Makes sense. The Sony Venice FF cinema camera is getting a lot of positive buzz. Canon needs to play in that field.


----------



## CanonGrunt (Mar 28, 2018)

Bernard said:


> Makes sense. The Sony Venice FF cinema camera is getting a lot of positive buzz. Canon needs to play in that field.



Not to mention those big sensor reds..

The sensor for the c700 should be swappable from what I understand talking to other camera techs and cinematographers. I hope they give the c300 MK II the raw light codec. That would be awesome.


----------



## padam (Mar 28, 2018)

CanonGrunt said:


> Bernard said:
> 
> 
> > Makes sense. The Sony Venice FF cinema camera is getting a lot of positive buzz.

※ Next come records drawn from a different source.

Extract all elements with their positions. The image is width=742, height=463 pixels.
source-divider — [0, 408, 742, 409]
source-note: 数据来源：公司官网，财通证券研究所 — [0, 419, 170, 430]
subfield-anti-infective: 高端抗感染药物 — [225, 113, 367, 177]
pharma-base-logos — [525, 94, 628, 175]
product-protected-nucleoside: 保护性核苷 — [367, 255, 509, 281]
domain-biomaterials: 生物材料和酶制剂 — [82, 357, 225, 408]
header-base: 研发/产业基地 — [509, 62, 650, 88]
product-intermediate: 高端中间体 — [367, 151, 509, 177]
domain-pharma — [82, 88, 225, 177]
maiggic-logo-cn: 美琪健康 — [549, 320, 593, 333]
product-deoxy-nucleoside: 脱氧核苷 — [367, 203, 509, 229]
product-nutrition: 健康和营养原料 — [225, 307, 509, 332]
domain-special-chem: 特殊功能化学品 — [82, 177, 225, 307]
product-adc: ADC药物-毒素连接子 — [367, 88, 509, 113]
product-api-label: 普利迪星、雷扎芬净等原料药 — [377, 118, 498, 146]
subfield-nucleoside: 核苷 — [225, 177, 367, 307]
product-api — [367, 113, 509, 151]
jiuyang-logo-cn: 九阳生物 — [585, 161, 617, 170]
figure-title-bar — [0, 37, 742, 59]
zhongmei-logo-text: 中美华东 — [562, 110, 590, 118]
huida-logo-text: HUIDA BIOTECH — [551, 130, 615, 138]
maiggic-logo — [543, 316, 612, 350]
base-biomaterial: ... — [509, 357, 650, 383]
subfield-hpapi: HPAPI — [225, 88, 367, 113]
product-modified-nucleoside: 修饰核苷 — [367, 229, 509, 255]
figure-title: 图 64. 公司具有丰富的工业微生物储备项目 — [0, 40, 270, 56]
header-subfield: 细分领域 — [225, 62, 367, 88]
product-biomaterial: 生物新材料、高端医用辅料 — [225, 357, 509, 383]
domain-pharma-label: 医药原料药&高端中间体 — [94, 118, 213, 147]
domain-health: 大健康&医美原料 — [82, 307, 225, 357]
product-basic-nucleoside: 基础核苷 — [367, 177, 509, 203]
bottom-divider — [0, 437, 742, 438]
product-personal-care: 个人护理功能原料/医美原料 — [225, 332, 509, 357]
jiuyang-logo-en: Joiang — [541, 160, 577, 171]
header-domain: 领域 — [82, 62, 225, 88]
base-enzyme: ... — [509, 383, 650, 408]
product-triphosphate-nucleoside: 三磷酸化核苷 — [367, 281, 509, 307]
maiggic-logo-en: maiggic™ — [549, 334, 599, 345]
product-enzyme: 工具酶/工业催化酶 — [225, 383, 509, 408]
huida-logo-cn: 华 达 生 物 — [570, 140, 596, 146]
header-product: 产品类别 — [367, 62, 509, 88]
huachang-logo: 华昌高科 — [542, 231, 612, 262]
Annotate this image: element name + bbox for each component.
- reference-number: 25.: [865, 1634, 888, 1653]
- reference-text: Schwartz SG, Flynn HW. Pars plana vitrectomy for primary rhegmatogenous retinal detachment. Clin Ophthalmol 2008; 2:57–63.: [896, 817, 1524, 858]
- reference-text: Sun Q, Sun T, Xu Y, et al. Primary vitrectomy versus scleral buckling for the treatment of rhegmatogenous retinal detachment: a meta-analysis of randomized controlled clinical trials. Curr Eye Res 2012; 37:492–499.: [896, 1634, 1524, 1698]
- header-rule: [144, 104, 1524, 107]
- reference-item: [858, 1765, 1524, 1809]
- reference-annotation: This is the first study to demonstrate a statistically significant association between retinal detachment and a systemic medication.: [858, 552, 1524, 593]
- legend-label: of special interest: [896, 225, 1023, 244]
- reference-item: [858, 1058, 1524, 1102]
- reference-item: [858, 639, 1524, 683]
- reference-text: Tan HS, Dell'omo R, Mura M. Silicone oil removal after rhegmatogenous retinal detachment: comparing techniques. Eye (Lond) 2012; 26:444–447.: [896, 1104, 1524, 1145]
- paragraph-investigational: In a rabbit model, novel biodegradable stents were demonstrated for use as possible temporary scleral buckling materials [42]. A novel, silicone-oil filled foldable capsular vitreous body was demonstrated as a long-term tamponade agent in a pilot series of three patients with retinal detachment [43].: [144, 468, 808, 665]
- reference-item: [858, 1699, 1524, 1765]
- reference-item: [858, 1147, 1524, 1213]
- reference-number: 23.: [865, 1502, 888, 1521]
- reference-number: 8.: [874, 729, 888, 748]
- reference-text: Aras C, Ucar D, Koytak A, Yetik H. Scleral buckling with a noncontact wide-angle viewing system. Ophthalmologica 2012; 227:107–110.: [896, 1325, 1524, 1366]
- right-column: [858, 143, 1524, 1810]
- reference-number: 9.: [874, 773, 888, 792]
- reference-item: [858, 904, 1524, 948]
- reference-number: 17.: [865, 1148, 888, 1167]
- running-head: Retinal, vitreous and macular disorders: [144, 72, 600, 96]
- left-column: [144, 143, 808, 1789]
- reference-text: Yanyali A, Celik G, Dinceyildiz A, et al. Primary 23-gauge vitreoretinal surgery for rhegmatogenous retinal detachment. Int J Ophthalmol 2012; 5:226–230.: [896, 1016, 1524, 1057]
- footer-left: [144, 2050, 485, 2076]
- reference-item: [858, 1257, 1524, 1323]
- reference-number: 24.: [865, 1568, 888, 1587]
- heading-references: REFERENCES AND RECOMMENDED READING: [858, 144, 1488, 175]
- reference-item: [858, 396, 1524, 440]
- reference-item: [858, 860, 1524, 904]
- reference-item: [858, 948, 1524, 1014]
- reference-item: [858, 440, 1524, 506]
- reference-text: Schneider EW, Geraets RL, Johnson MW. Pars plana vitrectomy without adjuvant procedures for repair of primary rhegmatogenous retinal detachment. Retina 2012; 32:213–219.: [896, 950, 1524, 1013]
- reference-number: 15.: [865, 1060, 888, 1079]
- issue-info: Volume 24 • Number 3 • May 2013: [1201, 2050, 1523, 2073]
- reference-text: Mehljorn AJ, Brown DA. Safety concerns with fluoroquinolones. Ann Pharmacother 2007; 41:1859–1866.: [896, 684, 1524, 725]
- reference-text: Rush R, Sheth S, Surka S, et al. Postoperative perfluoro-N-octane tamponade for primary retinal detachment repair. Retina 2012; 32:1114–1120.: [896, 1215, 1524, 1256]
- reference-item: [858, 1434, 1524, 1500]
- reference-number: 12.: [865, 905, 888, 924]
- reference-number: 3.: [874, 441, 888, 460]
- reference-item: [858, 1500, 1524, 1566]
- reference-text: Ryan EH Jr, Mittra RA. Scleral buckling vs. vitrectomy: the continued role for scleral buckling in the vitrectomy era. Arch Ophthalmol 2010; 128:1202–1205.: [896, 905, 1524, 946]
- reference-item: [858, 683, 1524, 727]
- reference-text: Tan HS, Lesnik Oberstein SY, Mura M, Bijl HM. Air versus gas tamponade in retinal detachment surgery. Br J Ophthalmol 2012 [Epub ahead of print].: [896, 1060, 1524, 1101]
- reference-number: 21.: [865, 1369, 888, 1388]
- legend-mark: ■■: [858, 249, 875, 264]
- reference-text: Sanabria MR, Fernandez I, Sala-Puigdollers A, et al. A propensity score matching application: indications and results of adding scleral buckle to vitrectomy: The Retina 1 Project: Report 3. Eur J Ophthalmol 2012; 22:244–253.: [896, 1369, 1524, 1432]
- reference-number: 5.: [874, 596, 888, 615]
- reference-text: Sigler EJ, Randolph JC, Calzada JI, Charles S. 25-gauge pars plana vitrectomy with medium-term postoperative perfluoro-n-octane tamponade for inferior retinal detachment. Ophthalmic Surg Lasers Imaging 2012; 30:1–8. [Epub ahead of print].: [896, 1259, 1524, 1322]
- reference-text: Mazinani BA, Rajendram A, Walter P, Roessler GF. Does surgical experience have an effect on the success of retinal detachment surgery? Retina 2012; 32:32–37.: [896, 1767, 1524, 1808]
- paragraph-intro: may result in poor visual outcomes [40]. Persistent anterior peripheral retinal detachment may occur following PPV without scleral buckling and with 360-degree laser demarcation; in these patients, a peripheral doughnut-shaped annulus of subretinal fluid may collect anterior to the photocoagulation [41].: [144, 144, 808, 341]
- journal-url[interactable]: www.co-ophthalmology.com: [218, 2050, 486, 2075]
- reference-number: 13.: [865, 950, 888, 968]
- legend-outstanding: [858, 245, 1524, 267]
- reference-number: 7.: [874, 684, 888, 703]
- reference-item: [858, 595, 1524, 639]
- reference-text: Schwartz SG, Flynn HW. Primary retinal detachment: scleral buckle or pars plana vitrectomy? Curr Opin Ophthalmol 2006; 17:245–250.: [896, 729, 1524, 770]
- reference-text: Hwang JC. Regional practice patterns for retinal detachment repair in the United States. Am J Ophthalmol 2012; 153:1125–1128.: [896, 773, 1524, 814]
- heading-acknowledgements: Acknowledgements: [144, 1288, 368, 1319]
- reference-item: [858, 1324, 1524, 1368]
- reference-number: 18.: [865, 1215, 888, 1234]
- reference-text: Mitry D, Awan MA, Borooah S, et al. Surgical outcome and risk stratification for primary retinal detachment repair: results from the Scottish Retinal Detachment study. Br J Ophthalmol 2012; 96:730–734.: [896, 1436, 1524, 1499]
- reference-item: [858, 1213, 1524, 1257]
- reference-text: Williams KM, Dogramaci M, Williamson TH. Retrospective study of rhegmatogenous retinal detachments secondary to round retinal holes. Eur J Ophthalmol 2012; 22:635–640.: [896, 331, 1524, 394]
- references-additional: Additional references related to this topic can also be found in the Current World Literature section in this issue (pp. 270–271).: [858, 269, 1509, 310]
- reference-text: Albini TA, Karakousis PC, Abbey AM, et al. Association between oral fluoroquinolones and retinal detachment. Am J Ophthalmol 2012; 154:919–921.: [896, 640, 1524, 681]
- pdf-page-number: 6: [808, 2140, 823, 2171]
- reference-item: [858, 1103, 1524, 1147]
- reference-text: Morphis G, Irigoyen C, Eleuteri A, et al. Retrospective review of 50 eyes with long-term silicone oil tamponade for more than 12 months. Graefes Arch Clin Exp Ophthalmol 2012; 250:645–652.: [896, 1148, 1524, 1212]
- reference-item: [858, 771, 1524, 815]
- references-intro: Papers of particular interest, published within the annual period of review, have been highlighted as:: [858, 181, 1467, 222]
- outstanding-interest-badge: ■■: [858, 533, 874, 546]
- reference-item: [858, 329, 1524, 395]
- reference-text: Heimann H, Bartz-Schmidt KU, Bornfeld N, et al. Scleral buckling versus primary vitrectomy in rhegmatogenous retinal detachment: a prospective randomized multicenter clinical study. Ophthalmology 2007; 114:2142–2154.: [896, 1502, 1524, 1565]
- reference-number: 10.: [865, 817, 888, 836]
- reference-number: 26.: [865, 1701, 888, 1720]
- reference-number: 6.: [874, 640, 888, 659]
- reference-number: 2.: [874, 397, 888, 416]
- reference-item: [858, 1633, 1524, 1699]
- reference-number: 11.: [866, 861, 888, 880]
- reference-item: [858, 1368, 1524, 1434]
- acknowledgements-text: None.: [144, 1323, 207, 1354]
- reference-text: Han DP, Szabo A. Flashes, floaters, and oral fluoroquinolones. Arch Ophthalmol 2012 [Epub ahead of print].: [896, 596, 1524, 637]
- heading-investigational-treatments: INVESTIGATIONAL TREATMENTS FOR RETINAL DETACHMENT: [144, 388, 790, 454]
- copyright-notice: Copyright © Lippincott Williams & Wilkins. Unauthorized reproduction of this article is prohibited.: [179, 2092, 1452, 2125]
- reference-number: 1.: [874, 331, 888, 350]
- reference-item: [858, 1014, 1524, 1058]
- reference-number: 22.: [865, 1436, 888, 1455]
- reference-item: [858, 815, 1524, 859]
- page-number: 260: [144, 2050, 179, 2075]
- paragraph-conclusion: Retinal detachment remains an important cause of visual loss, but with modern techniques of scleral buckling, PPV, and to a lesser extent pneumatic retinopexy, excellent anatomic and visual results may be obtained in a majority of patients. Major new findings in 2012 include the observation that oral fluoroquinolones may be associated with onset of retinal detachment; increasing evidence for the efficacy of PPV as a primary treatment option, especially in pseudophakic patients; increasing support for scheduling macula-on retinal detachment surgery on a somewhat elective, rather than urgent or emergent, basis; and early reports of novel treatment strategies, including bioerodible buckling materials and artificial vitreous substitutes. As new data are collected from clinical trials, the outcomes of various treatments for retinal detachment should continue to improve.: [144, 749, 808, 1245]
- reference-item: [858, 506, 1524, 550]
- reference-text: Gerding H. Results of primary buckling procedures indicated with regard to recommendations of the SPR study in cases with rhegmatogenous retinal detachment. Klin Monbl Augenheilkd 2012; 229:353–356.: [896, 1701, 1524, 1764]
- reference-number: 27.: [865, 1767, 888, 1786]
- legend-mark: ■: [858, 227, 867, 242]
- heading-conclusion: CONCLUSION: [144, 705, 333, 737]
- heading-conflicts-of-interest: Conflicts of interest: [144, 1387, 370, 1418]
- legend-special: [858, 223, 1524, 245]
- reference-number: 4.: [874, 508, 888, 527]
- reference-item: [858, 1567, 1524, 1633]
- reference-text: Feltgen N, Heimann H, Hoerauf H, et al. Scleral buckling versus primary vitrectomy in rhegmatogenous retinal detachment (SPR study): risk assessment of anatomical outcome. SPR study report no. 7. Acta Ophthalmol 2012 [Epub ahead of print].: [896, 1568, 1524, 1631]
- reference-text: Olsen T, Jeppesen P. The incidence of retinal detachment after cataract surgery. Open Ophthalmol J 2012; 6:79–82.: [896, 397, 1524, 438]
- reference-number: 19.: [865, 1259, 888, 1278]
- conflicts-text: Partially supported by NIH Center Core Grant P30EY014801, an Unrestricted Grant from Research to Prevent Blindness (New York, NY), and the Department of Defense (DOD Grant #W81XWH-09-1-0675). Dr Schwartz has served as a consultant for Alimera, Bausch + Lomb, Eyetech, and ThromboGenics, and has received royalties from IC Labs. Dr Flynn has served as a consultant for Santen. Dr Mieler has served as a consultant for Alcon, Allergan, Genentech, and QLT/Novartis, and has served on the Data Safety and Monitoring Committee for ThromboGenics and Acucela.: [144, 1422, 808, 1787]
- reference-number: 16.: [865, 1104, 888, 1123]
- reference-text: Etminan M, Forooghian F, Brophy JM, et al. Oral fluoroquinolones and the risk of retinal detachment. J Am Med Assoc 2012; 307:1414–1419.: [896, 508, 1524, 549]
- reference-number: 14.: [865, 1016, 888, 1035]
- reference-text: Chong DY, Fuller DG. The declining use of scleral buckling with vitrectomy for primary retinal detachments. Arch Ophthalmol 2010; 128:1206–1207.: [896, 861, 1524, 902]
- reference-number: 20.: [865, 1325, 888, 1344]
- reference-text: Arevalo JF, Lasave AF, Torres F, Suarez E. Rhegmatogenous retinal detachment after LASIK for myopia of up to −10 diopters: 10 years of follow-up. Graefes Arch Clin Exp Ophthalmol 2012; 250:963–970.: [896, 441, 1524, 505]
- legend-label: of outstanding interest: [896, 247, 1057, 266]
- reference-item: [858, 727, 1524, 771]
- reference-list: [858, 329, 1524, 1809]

Canon needs to play in that field.
> ...



I highly doubt it, it is probably only Digic DV6 compatible.


----------



## andrei1989 (Mar 28, 2018)

this and the cn-e 20mm were just launched in europe...just saw the press release from canon romania


----------



## pj1974 (Mar 28, 2018)

DPReview has the details up here:

https://www.dpreview.com/news/2293904507/canon-announces-c700-ff-cinema-camera-now-with-full-frame

Definitely an interesting camera, FF instead of the usual super 35 size/format!

PJ 8)


----------



## Mistral75 (Mar 28, 2018)

https://www.usa.canon.com/internet/portal/us/home/products/details/cameras/cinema-eos/eos-c700-ff


----------